Core markets help deliver strong recovery at equipment rental business

Harrogate-headquartered equipment rental specialist, VP group, has enjoyed significant growth in its operating profits, driven by the strength of infrastructure, construction and housebuilding.

The listed business has issued its audited final results for the year ended 31 March 2022, which include a 67% rise in pre-tax profits to £38.9m (2021: £23.3m) and a 14% rise in revenues to £350.9m (2021: £308m).

EBITDA before exceptional items was up 22% to £88.9m (2021: £72.7m).

As previously reported VP has launched a formal sale process, with the firm today stating that more details will be given to shareholders when appropriate. The company adds it is “business as usual”, with the group focused on delivering its plans for the current financial year.

Jeremy Pilkington, chairman, said: These results represent significant progress across the Group, as the business continues its recovery following Covid related impacts and we have seen substantial progress across all key financial metrics.

Jeremy Pilkington

We are particularly pleased with the increased investment into the rental fleet which was driven by increased demand and an emphasis on lower emission products.

“The strong return on average capital employed performance demonstrates the resilience of the Group’s quality of earnings.

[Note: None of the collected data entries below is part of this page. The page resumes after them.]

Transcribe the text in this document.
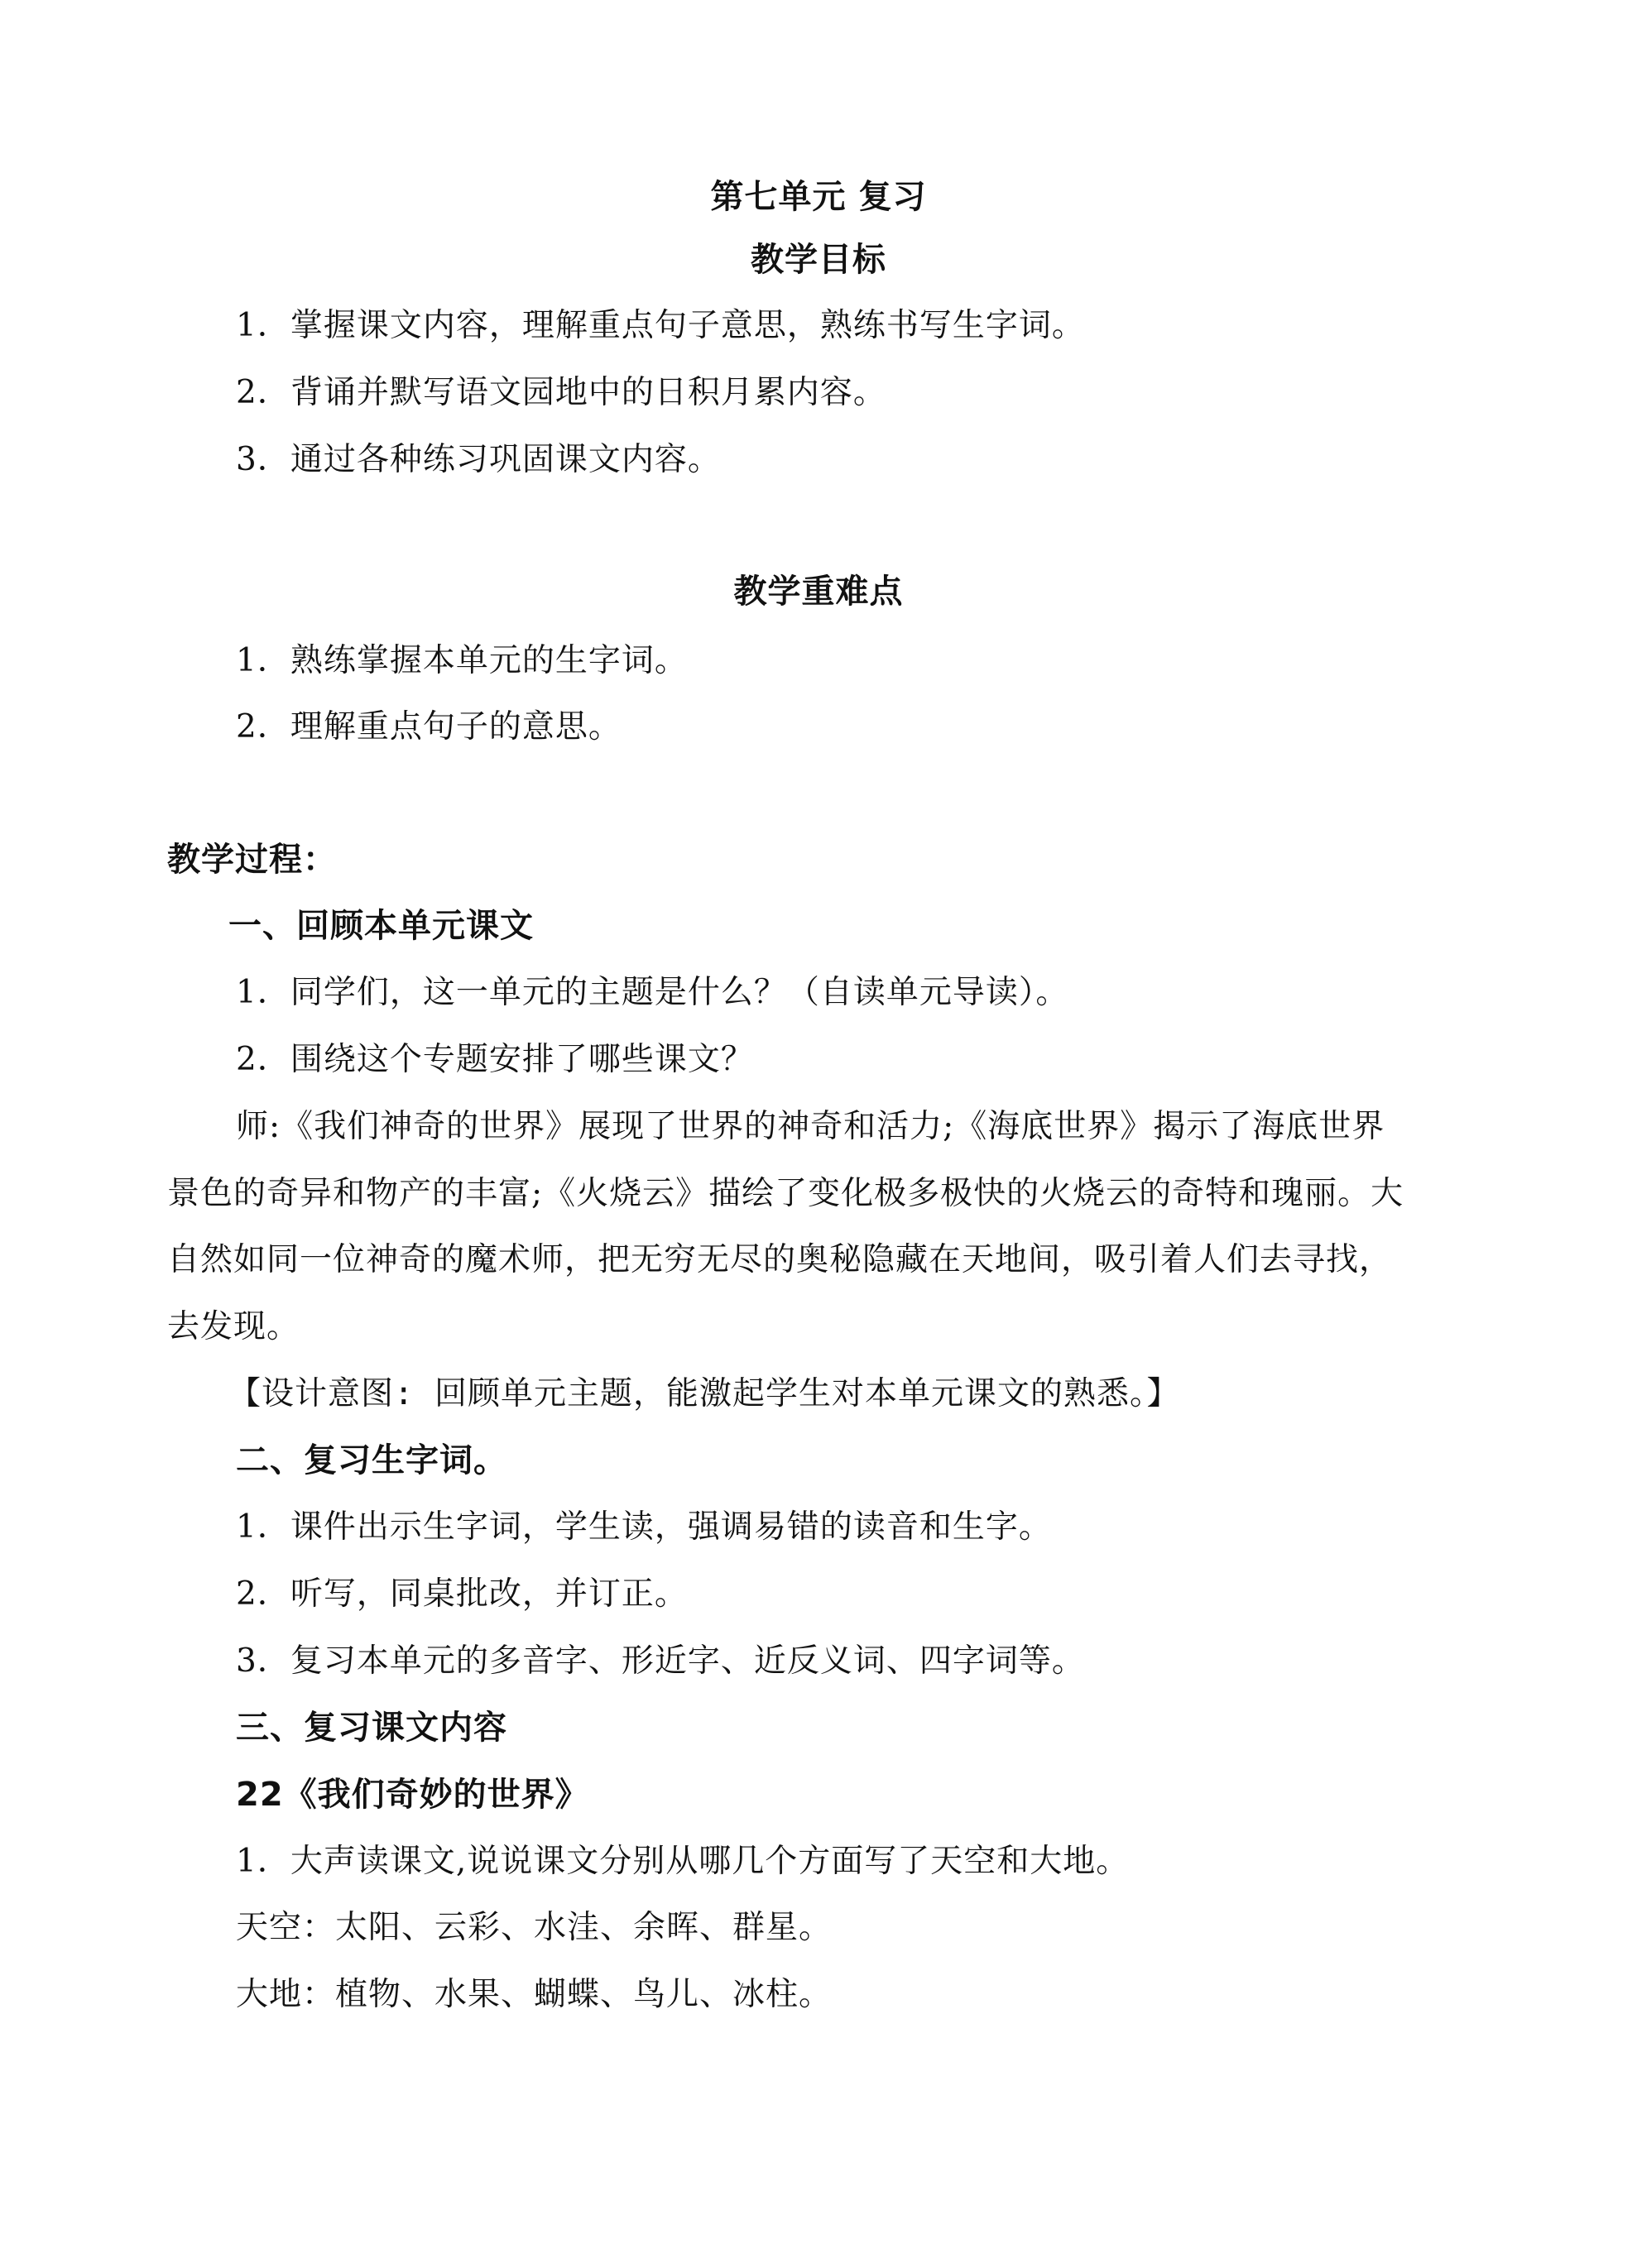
第七单元 复习
教学目标
1．掌握课文内容，理解重点句子意思，熟练书写生字词。
2．背诵并默写语文园地中的日积月累内容。
3．通过各种练习巩固课文内容。
教学重难点
1．熟练掌握本单元的生字词。
2．理解重点句子的意思。
教学过程：
一、回顾本单元课文
1．同学们，这一单元的主题是什么？（自读单元导读）。
2．围绕这个专题安排了哪些课文？
师:《我们神奇的世界》展现了世界的神奇和活力;《海底世界》揭示了海底世界
景色的奇异和物产的丰富;《火烧云》描绘了变化极多极快的火烧云的奇特和瑰丽。大
自然如同一位神奇的魔术师，把无穷无尽的奥秘隐藏在天地间，吸引着人们去寻找，
去发现。
【设计意图: 回顾单元主题，能激起学生对本单元课文的熟悉。】
二、复习生字词。
1．课件出示生字词，学生读，强调易错的读音和生字。
2．听写，同桌批改，并订正。
3．复习本单元的多音字、形近字、近反义词、四字词等。
三、复习课文内容
22《我们奇妙的世界》
1．大声读课文,说说课文分别从哪几个方面写了天空和大地。
天空：太阳、云彩、水洼、余晖、群星。
大地：植物、水果、蝴蝶、鸟儿、冰柱。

Although there are some macro related headwinds from cost inflation and supply chain disruptions, we see significant upside growth opportunities for this year and further ahead.”

Among the highlights for the period were two substantial contract wins. In March 2022, Valero Refinery renewed its long running support contract.

Also in March, a new fiveyear exclusive hire partnership was agreed with Watkin Jones, which included the acquisition of Watkin Jones’ inhouse plant and tools fleet.

And there has been good progression in digital innovation across the entire VP operation.

VP highlights continued development and implementation of ESG initiatives across all its divisions.

It says all parts of the business continue to introduce new greener equipment solutions to their customer base. And the group has been supporting UK regional restoration and conservation projects during the year, with further projects in the pipeline.

VP notes it has made an encouraging start to the new financial year, with its management taking a proactive approach to mitigate cost inflation and supply chain delays.

It says growth across the group’s three key sectors is providing a supportive market backdrop for the new financial year.

Neil Stothard, chief executive, added: The quality of the recovery in our trading performance is extremely pleasing and these results demonstrate a significant increase in profitability and a material recovery in the quality of those profits.

“These strong results have been largely supported by the core markets which we serve.

I am optimistic of Vp’s future prospects and believe our core markets will continue to offer good opportunities for further increases in demand for our products and services in the new financial year.”

Stothard stressed the company’s return on average capital employed was now back to pre-Covid levels, adding that VP is successfully coping with current inflationary pressures.

Like many other businesses, he said the group is having to contend with a tight labour market and a struggling supply chain, though it has not been directly affected by the war in Ukraine.

But he pointed to key opportunities for VP over the next few months, such as the next investment cycle for the UK water industry (AMP7) growing rail industry investment – including the Trans Pennine upgrade – and, for VP’s international division, the re-opening of borders in Australia, New Zealand and Malaysia.